When NOT to use the GC
The GC is a verification tool, not a replacement for algebraic working. In H2 Maths exams:
Method marks require algebraic working. A correct final answer obtained solely from the GC (without showing the method) typically earns only the final answer mark, not the method marks.
"Show that" questions explicitly require algebraic proof. The GC cannot substitute for a mathematical argument.
Exact answers require algebra. The GC gives decimal approximations. If the question asks for an exact answer (e.g., in terms of pi, or as a surd), the GC can verify your exact answer but cannot produce it.
The strategic balance: Use algebra to earn method marks. Use the GC to verify your answer before moving to the next question. This dual approach maximises both marks and accuracy.
A 5-minute GC warm-up routine before exams
Before starting the paper:
Check MODE - confirm radian mode is set
Clear previous graphs - ensure Y= is empty
Test one computation - compute sin(pi/6) and confirm the result is 0.5 (this verifies radian mode is active)
Check memory - ensure no conflicting variable values are stored from previous practice
This takes less than a minute and prevents mode-related errors that can cost multiple marks.
You can use it to compute definite integrals numerically and to verify your algebraic integration.
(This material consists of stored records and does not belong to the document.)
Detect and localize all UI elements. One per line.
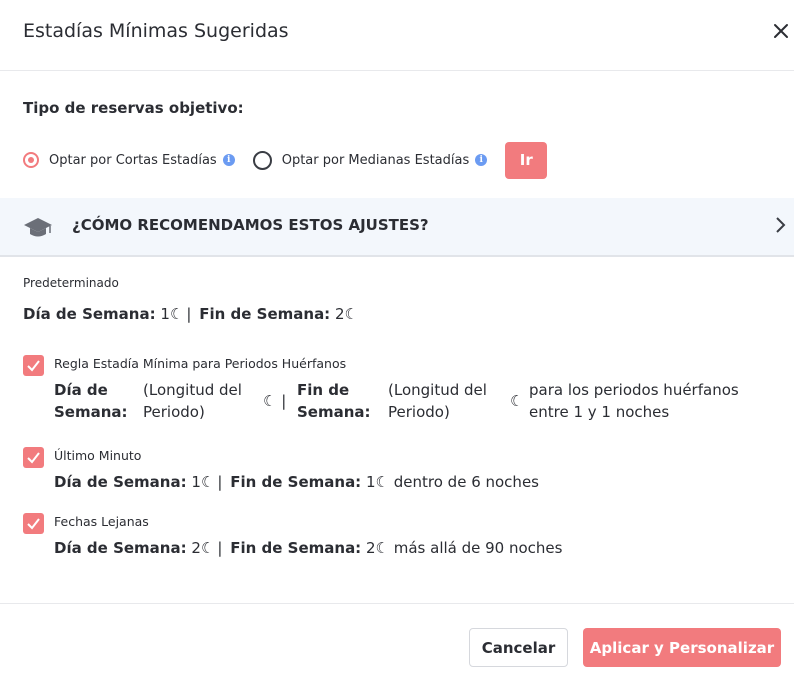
info-icon[interactable]: i [475,154,488,166]
last-minute-values: Día de Semana: 1☾ | Fin de Semana: 1☾ den… [54,473,539,491]
radio-short-stays[interactable] [23,152,39,168]
graduation-cap-icon [23,215,53,243]
far-dates-weekday-label: Día de Semana: [54,539,187,557]
far-dates-weekend-label: Fin de Semana: [230,539,362,557]
target-type-label: Tipo de reservas objetivo: [23,99,244,117]
far-dates-values: Día de Semana: 2☾ | Fin de Semana: 2☾ más… [54,539,563,557]
moon-icon: ☾ [263,392,277,410]
orphan-weekend-value: (Longitud del Periodo) [388,381,487,421]
default-weekday-value: 1 [160,305,170,323]
chevron-right-icon [774,216,786,238]
last-minute-label[interactable]: Último Minuto [54,448,141,463]
close-icon[interactable] [770,20,792,42]
cancel-button[interactable]: Cancelar [469,628,568,667]
default-values: Día de Semana: 1☾ | Fin de Semana: 2☾ [23,305,358,323]
last-minute-weekend-value: 1 [365,473,376,491]
orphan-weekday-label: Día de Semana: [54,381,128,421]
moon-icon: ☾ [200,539,215,557]
radio-medium-stays-label[interactable]: Optar por Medianas Estadías [282,153,470,168]
dialog-header: Estadías Mínimas Sugeridas [0,0,794,71]
orphan-suffix: para los periodos huérfanos entre 1 y 1 … [529,381,739,421]
orphan-rule-label[interactable]: Regla Estadía Mínima para Periodos Huérf… [54,356,346,371]
default-weekend-value: 2 [334,305,345,323]
orphan-weekend-label: Fin de Semana: [297,381,371,421]
accordion-title: ¿CÓMO RECOMENDAMOS ESTOS AJUSTES? [72,216,429,234]
moon-icon: ☾ [375,473,389,491]
orphan-weekday-value: (Longitud del Periodo) [143,381,242,421]
dialog-title: Estadías Mínimas Sugeridas [23,20,289,42]
last-minute-weekday-value: 1 [191,473,201,491]
apply-customize-button[interactable]: Aplicar y Personalizar [583,628,781,667]
far-dates-label[interactable]: Fechas Lejanas [54,514,149,529]
orphan-weekday-unit: ☾ | [263,392,287,410]
far-dates-weekday-value: 2 [191,539,201,557]
moon-icon: ☾ [375,539,389,557]
radio-medium-stays[interactable] [252,150,272,170]
last-minute-checkbox[interactable] [23,447,44,468]
last-minute-weekend-label: Fin de Semana: [230,473,362,491]
last-minute-weekday-label: Día de Semana: [54,473,187,491]
moon-icon: ☾ [344,305,358,323]
default-label: Predeterminado [23,276,119,290]
how-we-recommend-accordion[interactable]: ¿CÓMO RECOMENDAMOS ESTOS AJUSTES? [0,198,794,257]
orphan-rule-checkbox[interactable] [23,355,44,376]
moon-icon: ☾ [169,305,184,323]
moon-icon: ☾ [200,473,215,491]
default-weekend-label: Fin de Semana: [199,305,331,323]
far-dates-suffix: más allá de 90 noches [393,539,563,557]
far-dates-weekend-value: 2 [365,539,376,557]
radio-short-stays-label[interactable]: Optar por Cortas Estadías [49,153,217,168]
moon-icon: ☾ [510,392,524,410]
far-dates-checkbox[interactable] [23,513,44,534]
default-weekday-label: Día de Semana: [23,305,156,323]
dialog-footer-divider [0,603,794,604]
last-minute-suffix: dentro de 6 noches [393,473,539,491]
go-button[interactable]: Ir [505,141,548,179]
info-icon[interactable]: i [222,154,235,166]
target-type-options: Optar por Cortas Estadías i Optar por Me… [23,141,548,179]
However, if the question asks you to find the integral (not just evaluate it), you must show the algebraic working to earn method marks.
Is the GC allowed for all H2 Maths papers?
Yes - the approved graphing calculator is permitted for both Paper 1 and Paper 2.
How do I practise GC techniques?
The best practice is to build the verification habit during normal homework and practice papers. After every algebraic solution, take 30 seconds to verify with the GC. Over time, this becomes automatic and adds negligible time during the exam.
Sources: GC knowledge gap observations are drawn from student discussions on KiasuParents and Reddit r/SGExams. GC function names reference TI-84 Plus CE. Other approved models may have slightly different menu paths for the same functions.